Australia is one of the most popular places to emigrate to currently. Many people moving out there can’t bear, understandably, to leave their cat behind. That’s where PetAir UK come in; we can help you every step of the way and make the whole process less stressful for you, taking care of things from flights and veterinary care to documentation and cat passports.
Australia are generally quite strict with pets being imported into the country, so the process is slightly more complicated. However, PetAir is run and owned by veterinary surgeons and assisted by a team of healthcare professionals, a lot of which have an expertise in transporting cats to certain places in the world, so you can always find help from someone who knows exactly what they’re talking about. Plus, we export around 400 cats per year to Australia, so you know your cat is in professional hands.
Since 01st March 2023, the rules have changed slightly and now pets need to serve 30 days quarantine rather than 10 days, unless they are pets returning to Australia. Pets need to have their identities verified by a government veterinarian and due to the way government vets are organised in UK, this is not possible at this time, but we hope it will change.
Below is a watered down step-by-step guide of the things that need to be prepared and done before the time of export to Australia.
1. Confirm general eligibility – Cats must not be under quarantine restrictions or be more than 30 days pregnant or suckling young at the time of export.
2. Make sure your cat is microchipped
3. Check rabies vaccination – Your cat will need to have a valid rabies vaccination (when it was at least 90 days old).
4. Rabies Neutralising Antibody Titre (RNAT) test – This must be done between 180 days and 12 months before the export. Following the rabies vaccination, a vet must scan your cat’s microchip and collect a blood sample for the RNAT test. Your cat must have a valid RNAT test at the time of export.

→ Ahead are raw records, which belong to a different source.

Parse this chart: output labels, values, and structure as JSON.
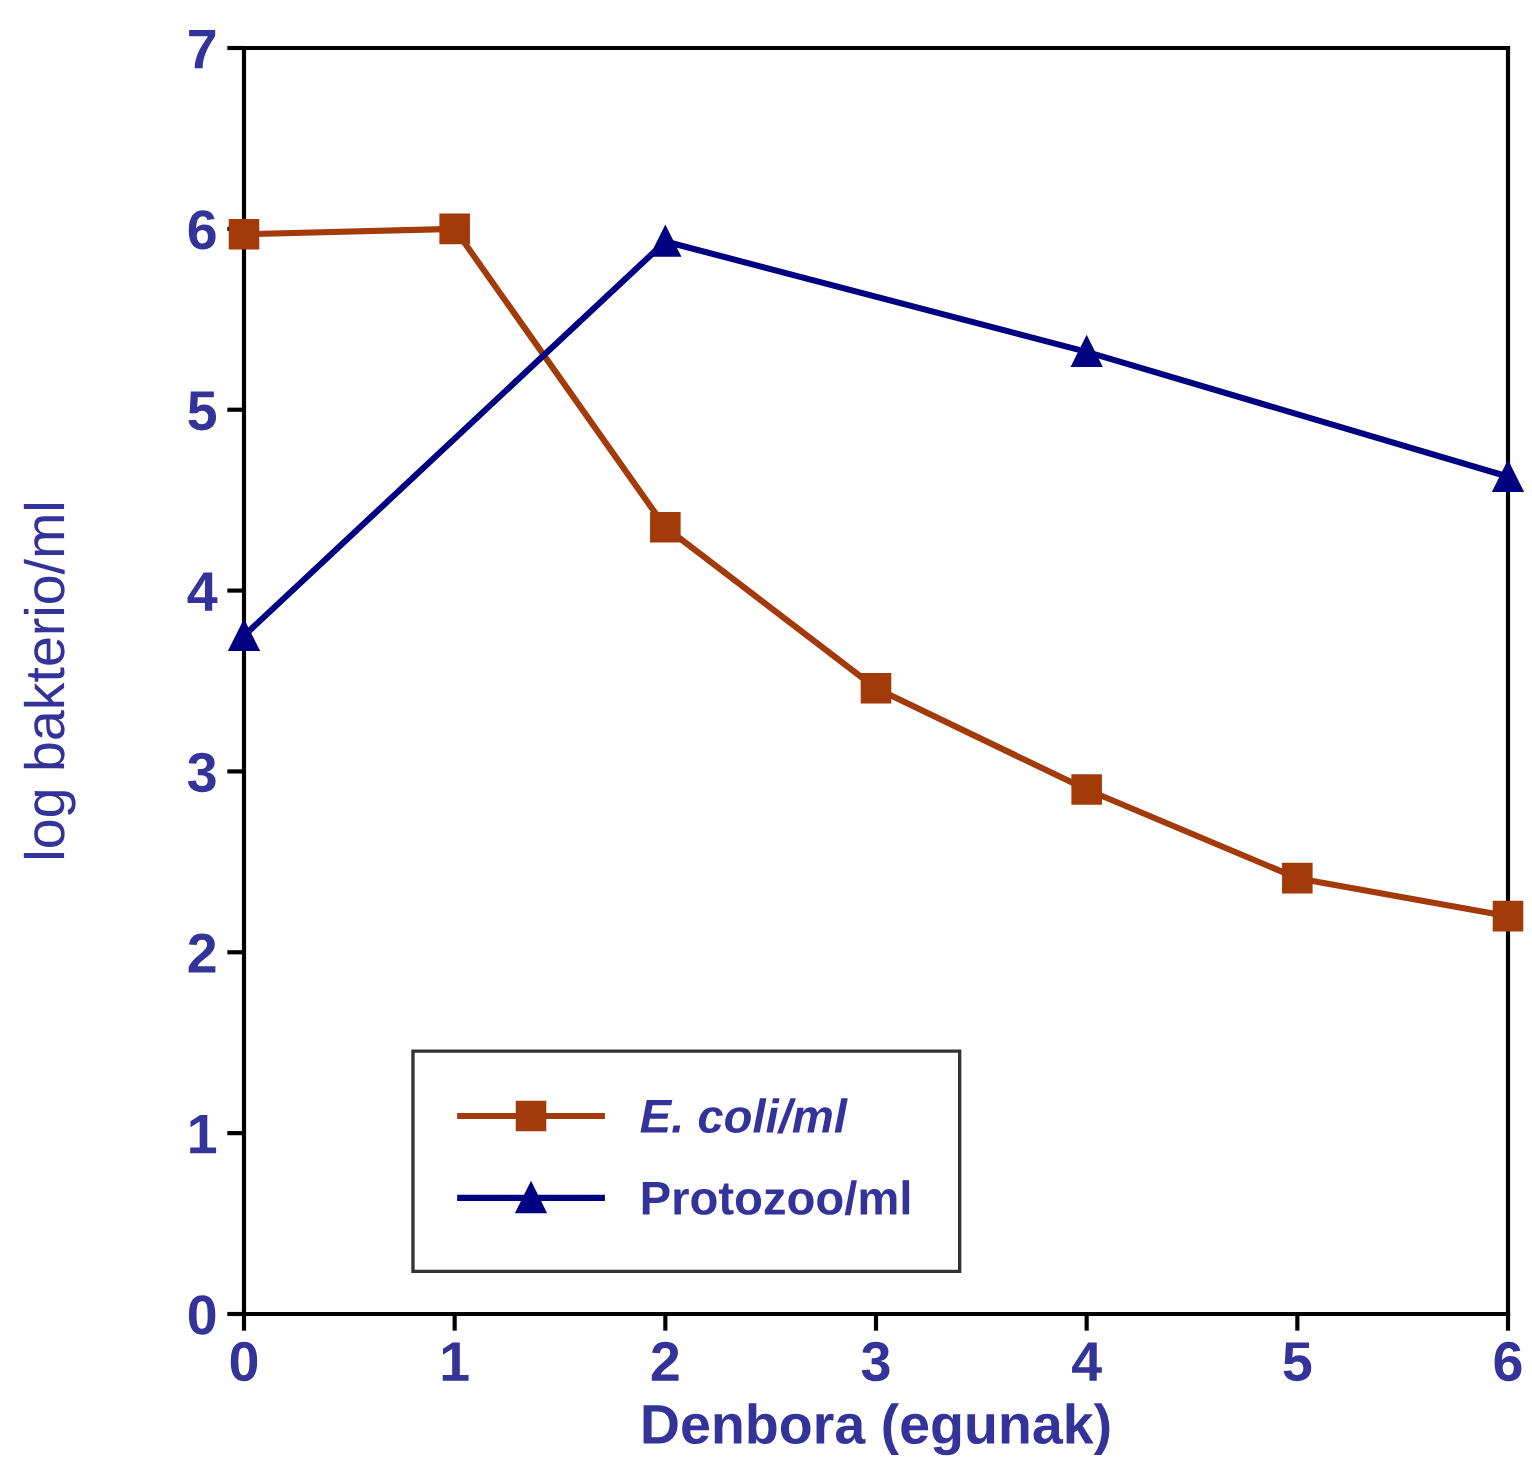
{
  "chart_data": {
    "type": "line",
    "xlabel": "Denbora (egunak)",
    "ylabel": "log bakterio/ml",
    "xlim": [
      0,
      6
    ],
    "ylim": [
      0,
      7
    ],
    "xticks": [
      0,
      1,
      2,
      3,
      4,
      5,
      6
    ],
    "yticks": [
      0,
      1,
      2,
      3,
      4,
      5,
      6,
      7
    ],
    "grid": false,
    "legend": "bottom left",
    "series": [
      {
        "name": "E. coli/ml",
        "color": "#a33a0a",
        "marker": "square",
        "x": [
          0,
          1,
          2,
          3,
          4,
          5,
          6
        ],
        "values": [
          5.97,
          6.0,
          4.35,
          3.46,
          2.9,
          2.41,
          2.2
        ]
      },
      {
        "name": "Protozoo/ml",
        "color": "#000080",
        "marker": "triangle",
        "x": [
          0,
          2,
          4,
          6
        ],
        "values": [
          3.75,
          5.93,
          5.32,
          4.63
        ]
      }
    ]
  }
}
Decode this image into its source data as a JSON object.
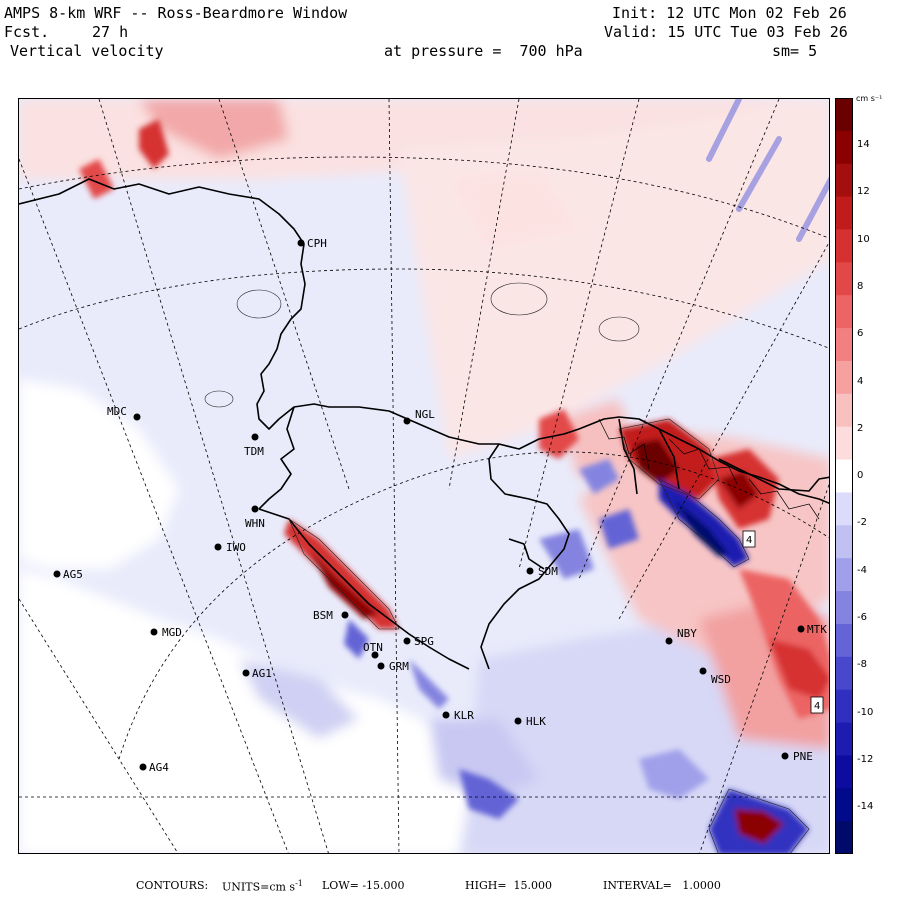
{
  "header": {
    "title_left": "AMPS 8-km WRF -- Ross-Beardmore Window",
    "fcst_label": "Fcst.",
    "fcst_value": "27 h",
    "field_name": "Vertical velocity",
    "init": "Init: 12 UTC Mon 02 Feb 26",
    "valid": "Valid: 15 UTC Tue 03 Feb 26",
    "pressure": "at pressure =  700 hPa",
    "smoothing": "sm= 5"
  },
  "colorbar": {
    "units": "cm s⁻¹",
    "ticks": [
      "14",
      "12",
      "10",
      "8",
      "6",
      "4",
      "2",
      "0",
      "-2",
      "-4",
      "-6",
      "-8",
      "-10",
      "-12",
      "-14"
    ],
    "colors": [
      "#6a0000",
      "#8b0000",
      "#a50e0e",
      "#c21b1b",
      "#d63030",
      "#e34848",
      "#ec6464",
      "#f28080",
      "#f6a0a0",
      "#f9c0c0",
      "#fcdcdc",
      "#ffffff",
      "#dcdcfa",
      "#c0c0f2",
      "#a0a0ea",
      "#8484e0",
      "#6464d6",
      "#4848cc",
      "#3030c0",
      "#1c1cb0",
      "#0c0ca0",
      "#000a8a",
      "#000a6a"
    ]
  },
  "stations": [
    {
      "name": "CPH",
      "label": "CPH"
    },
    {
      "name": "MDC",
      "label": "MDC"
    },
    {
      "name": "TDM",
      "label": "TDM"
    },
    {
      "name": "NGL",
      "label": "NGL"
    },
    {
      "name": "WHN",
      "label": "WHN"
    },
    {
      "name": "IWO",
      "label": "IWO"
    },
    {
      "name": "AG5",
      "label": "AG5"
    },
    {
      "name": "SDM",
      "label": "SDM"
    },
    {
      "name": "BSM",
      "label": "BSM"
    },
    {
      "name": "MGD",
      "label": "MGD"
    },
    {
      "name": "SPG",
      "label": "SPG"
    },
    {
      "name": "OTN",
      "label": "OTN"
    },
    {
      "name": "GRM",
      "label": "GRM"
    },
    {
      "name": "NBY",
      "label": "NBY"
    },
    {
      "name": "MTK",
      "label": "MTK"
    },
    {
      "name": "AG1",
      "label": "AG1"
    },
    {
      "name": "WSD",
      "label": "WSD"
    },
    {
      "name": "KLR",
      "label": "KLR"
    },
    {
      "name": "HLK",
      "label": "HLK"
    },
    {
      "name": "PNE",
      "label": "PNE"
    },
    {
      "name": "AG4",
      "label": "AG4"
    }
  ],
  "map_labels": {
    "box_a": "4",
    "box_b": "4"
  },
  "footer": {
    "contours_label": "CONTOURS:",
    "units_text": "UNITS=cm s",
    "units_exp": "-1",
    "low_text": "LOW= -15.000",
    "high_text": "HIGH=  15.000",
    "interval_text": "INTERVAL=   1.0000"
  }
}
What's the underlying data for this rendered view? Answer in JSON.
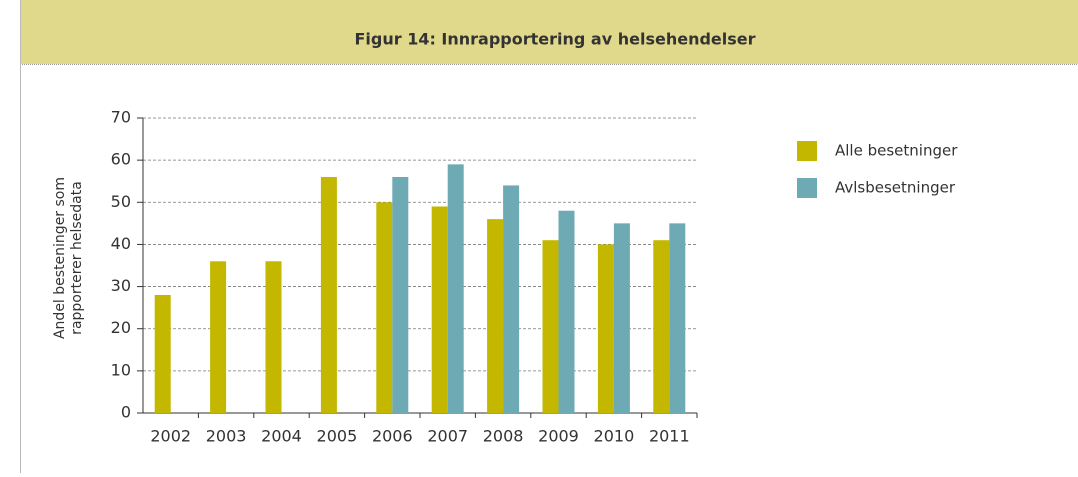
{
  "chart_data": {
    "type": "bar",
    "title": "Figur 14: Innrapportering av helsehendelser",
    "ylabel": [
      "Andel besteninger som",
      "rapporterer helsedata"
    ],
    "categories": [
      "2002",
      "2003",
      "2004",
      "2005",
      "2006",
      "2007",
      "2008",
      "2009",
      "2010",
      "2011"
    ],
    "series": [
      {
        "name": "Alle besetninger",
        "color": "#c3b700",
        "values": [
          28,
          36,
          36,
          56,
          50,
          49,
          46,
          41,
          40,
          41
        ]
      },
      {
        "name": "Avlsbesetninger",
        "color": "#6eaab3",
        "values": [
          null,
          null,
          null,
          null,
          56,
          59,
          54,
          48,
          45,
          45
        ]
      }
    ],
    "ylim": [
      0,
      70
    ],
    "yticks": [
      0,
      10,
      20,
      30,
      40,
      50,
      60,
      70
    ],
    "grid": true
  }
}
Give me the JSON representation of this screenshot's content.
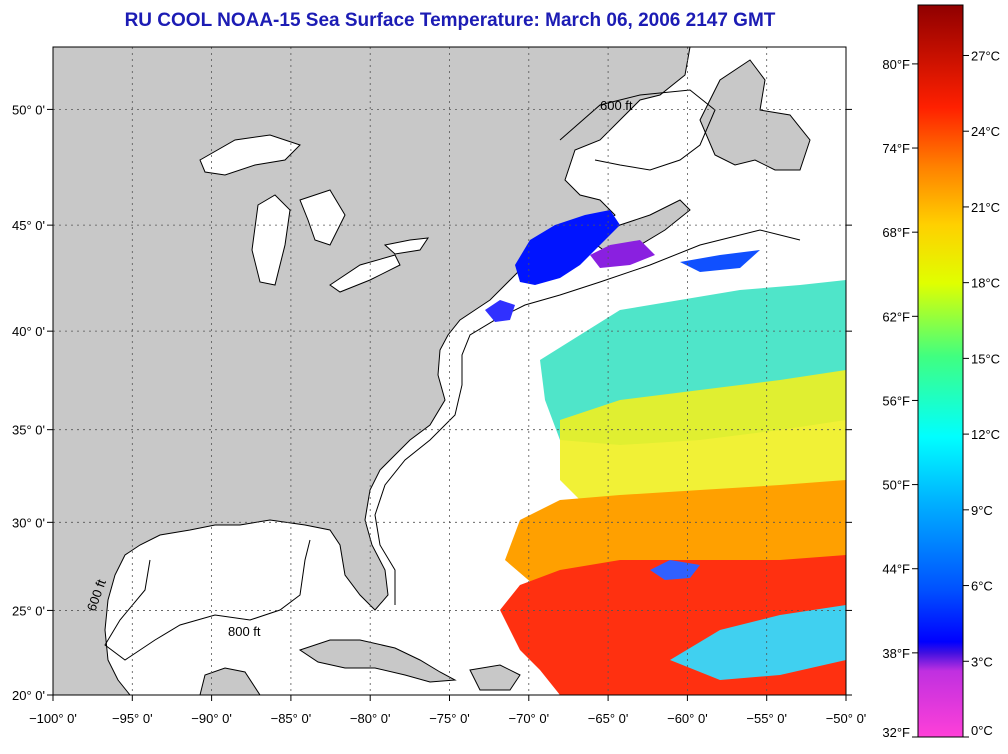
{
  "title": "RU COOL  NOAA-15  Sea Surface Temperature:  March 06, 2006 2147 GMT",
  "map": {
    "lon_range": [
      -100,
      -50
    ],
    "lat_range": [
      20,
      52.5
    ],
    "lon_ticks": [
      "−100° 0'",
      "−95° 0'",
      "−90° 0'",
      "−85° 0'",
      "−80° 0'",
      "−75° 0'",
      "−70° 0'",
      "−65° 0'",
      "−60° 0'",
      "−55° 0'",
      "−50° 0'"
    ],
    "lat_ticks": [
      "20° 0'",
      "25° 0'",
      "30° 0'",
      "35° 0'",
      "40° 0'",
      "45° 0'",
      "50° 0'"
    ],
    "contour_label": "600 ft",
    "contour_label_2": "800 ft",
    "colors": {
      "land": "#c8c8c8",
      "ocean": "#ffffff",
      "grid": "#555555"
    }
  },
  "colorbar": {
    "fahrenheit": [
      "32°F",
      "38°F",
      "44°F",
      "50°F",
      "56°F",
      "62°F",
      "68°F",
      "74°F",
      "80°F"
    ],
    "celsius": [
      "0°C",
      "3°C",
      "6°C",
      "9°C",
      "12°C",
      "15°C",
      "18°C",
      "21°C",
      "24°C",
      "27°C"
    ],
    "colors": [
      "#ff40d8",
      "#7a1ee0",
      "#0020ff",
      "#0090ff",
      "#00ffff",
      "#40ff80",
      "#ffff00",
      "#ffb000",
      "#ff3000",
      "#900000"
    ]
  }
}
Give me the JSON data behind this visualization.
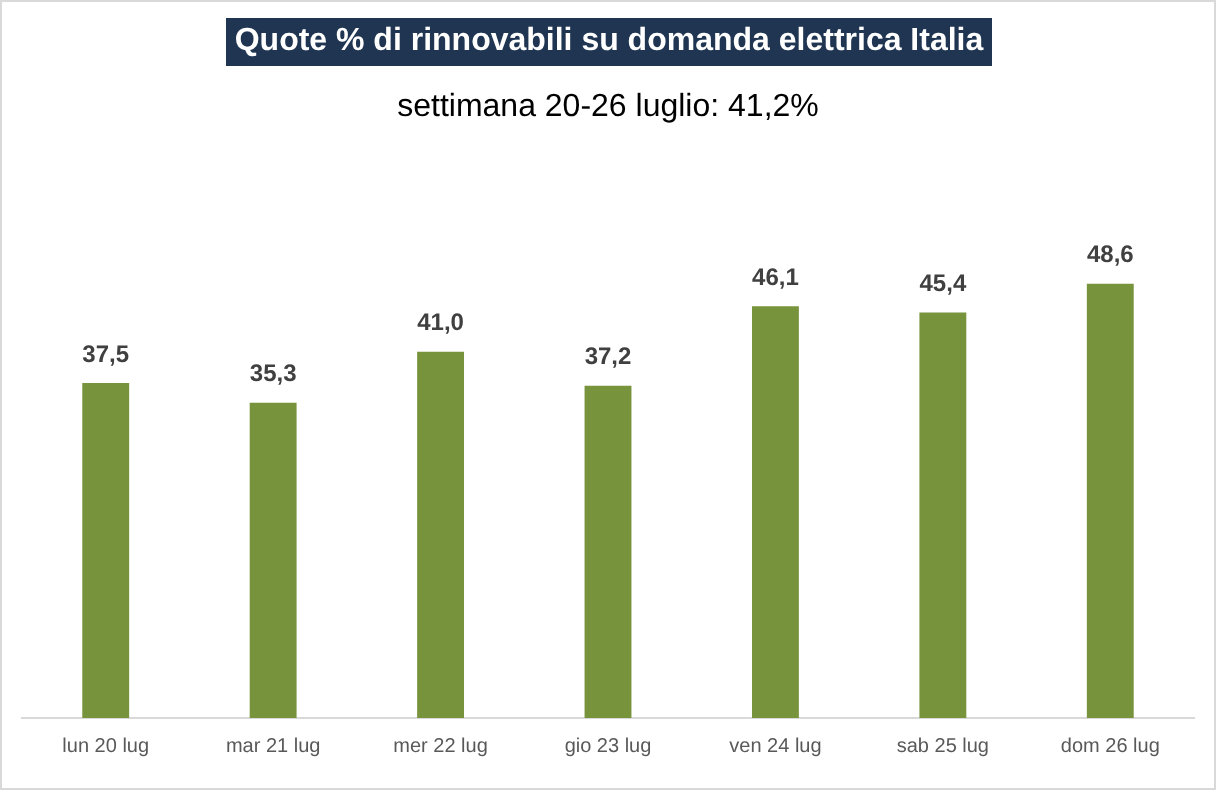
{
  "chart_data": {
    "type": "bar",
    "title": "Quote % di rinnovabili su domanda elettrica Italia",
    "subtitle": "settimana 20-26 luglio: 41,2%",
    "categories": [
      "lun 20 lug",
      "mar 21 lug",
      "mer 22 lug",
      "gio 23 lug",
      "ven 24 lug",
      "sab 25 lug",
      "dom 26 lug"
    ],
    "values": [
      37.5,
      35.3,
      41.0,
      37.2,
      46.1,
      45.4,
      48.6
    ],
    "value_labels": [
      "37,5",
      "35,3",
      "41,0",
      "37,2",
      "46,1",
      "45,4",
      "48,6"
    ],
    "color": "#77933c",
    "grid": false,
    "legend": false
  }
}
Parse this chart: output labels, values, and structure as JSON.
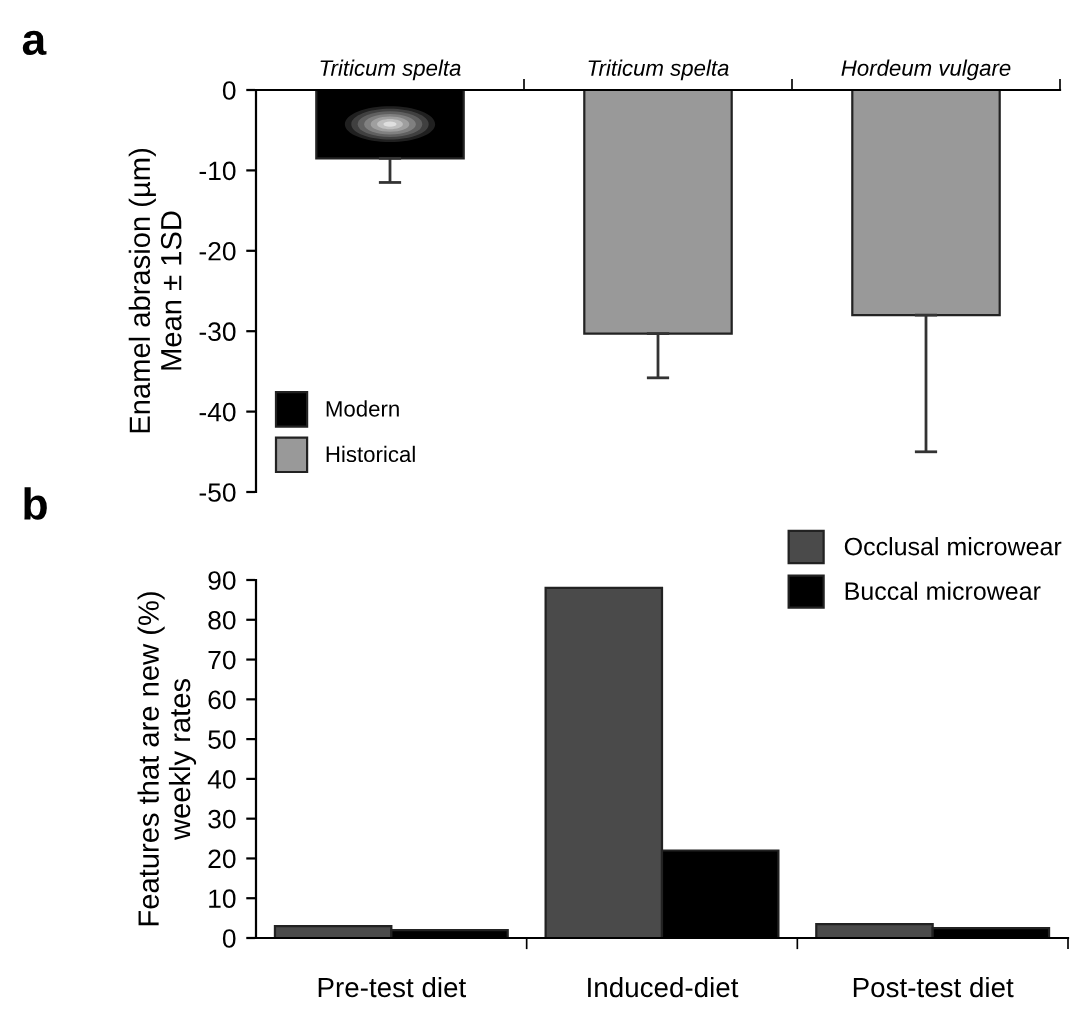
{
  "chart_data": [
    {
      "type": "bar",
      "title": "a",
      "ylabel": "Enamel abrasion (µm)\nMean ± 1SD",
      "categories": [
        "Triticum spelta",
        "Triticum spelta",
        "Hordeum vulgare"
      ],
      "ylim": [
        -50,
        0
      ],
      "yticks": [
        -50,
        -40,
        -30,
        -20,
        -10,
        0
      ],
      "legend": "bottom left",
      "grid": false,
      "series": [
        {
          "name": "Modern",
          "color": "#000000",
          "values": [
            -8.5,
            null,
            null
          ],
          "errors": [
            [
              -11.5,
              -8.5
            ],
            null,
            null
          ]
        },
        {
          "name": "Historical",
          "color": "#999999",
          "values": [
            null,
            -30.3,
            -28
          ],
          "errors": [
            null,
            [
              -35.8,
              -30.3
            ],
            [
              -45,
              -28
            ]
          ]
        }
      ]
    },
    {
      "type": "bar",
      "title": "b",
      "ylabel": "Features that are new (%)\nweekly rates",
      "categories": [
        "Pre-test diet",
        "Induced-diet",
        "Post-test diet"
      ],
      "ylim": [
        0,
        90
      ],
      "yticks": [
        0,
        10,
        20,
        30,
        40,
        50,
        60,
        70,
        80,
        90
      ],
      "legend": "top right",
      "grid": false,
      "series": [
        {
          "name": "Occlusal microwear",
          "color": "#4a4a4a",
          "values": [
            3,
            88,
            3.5
          ]
        },
        {
          "name": "Buccal microwear",
          "color": "#000000",
          "values": [
            2,
            22,
            2.5
          ]
        }
      ]
    }
  ]
}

5. An Official Government Vet must complete the rabies vaccination and RNAT test declaration – Must be done before applying for the import permit. The blood sample must be taken by a government approved vet (aka Official veterinarian) and the vet who takes the blood sample, cannot be the same vet who signs off the RNATT declaration – you need to take the blood results and declaration to a different practice or ask the team at Petair and we can help you with this. The vets at PetAir UK can do this for you if you chose us to apply for your import permit for your cats
6. Apply for an import permit – This should be done after you’ve received the declaration, and at least 42 days before the time of export. You can apply for the import permit on the http://www.agriculture.gov.au website.
7. Book a post-arrival quarantine space – Go to http://www.agriculture.gov.au for more information on booking quarantine space.
8. Check general vaccinations – It’s recommended that your cat gets vaccinated against feline enteritis, rhinotracheitis and calicivirus and they are valid for the whole post-arrival quarantine period.
9. Internal parasite treatments – Your cat must be treated by a vet twice with an internal parasite treatment; the 2 treatments must be at least 14 days apart and within 45 days before export. The second treatment must be given within 5 days before export.
10. External parasite treatments – These should start at least 21 days before export and repeated according to manufacturer’s directions until export. A vet must treat your cat with a product that kills fleas or ticks on contact.
11. Pre-export vet examination – Your cat must be examined by a vet and found to be free of external parasites (e.g. ticks) and signs of infectious/contagious diseases within 5 days before export.
12. Completion of Veterinary Health Certificate by an Official Government Vet – the export documents must be completed by a different vet practice to the practice who did the first treatments – which can be tricky to arrange so it may be best just to let the vets who work with Petair sign off the export forms.
After your cat lands in Australia, they will be transported into quarantine. All cats must complete a minimum of 30 days in a quarantine facility, unless the identity has been verified by a government vet or your cat has already travelled from Australia.
There is now a single quarantine station near to Melbourne, where the pets travel to. After quarantine your cats can be flown to your final destination in Australia and we can either help with this or you can arrange it yourself.
Flying a pet to Australia requires a lot of steps, but PetAir UK are on hand to help you with every part of the process.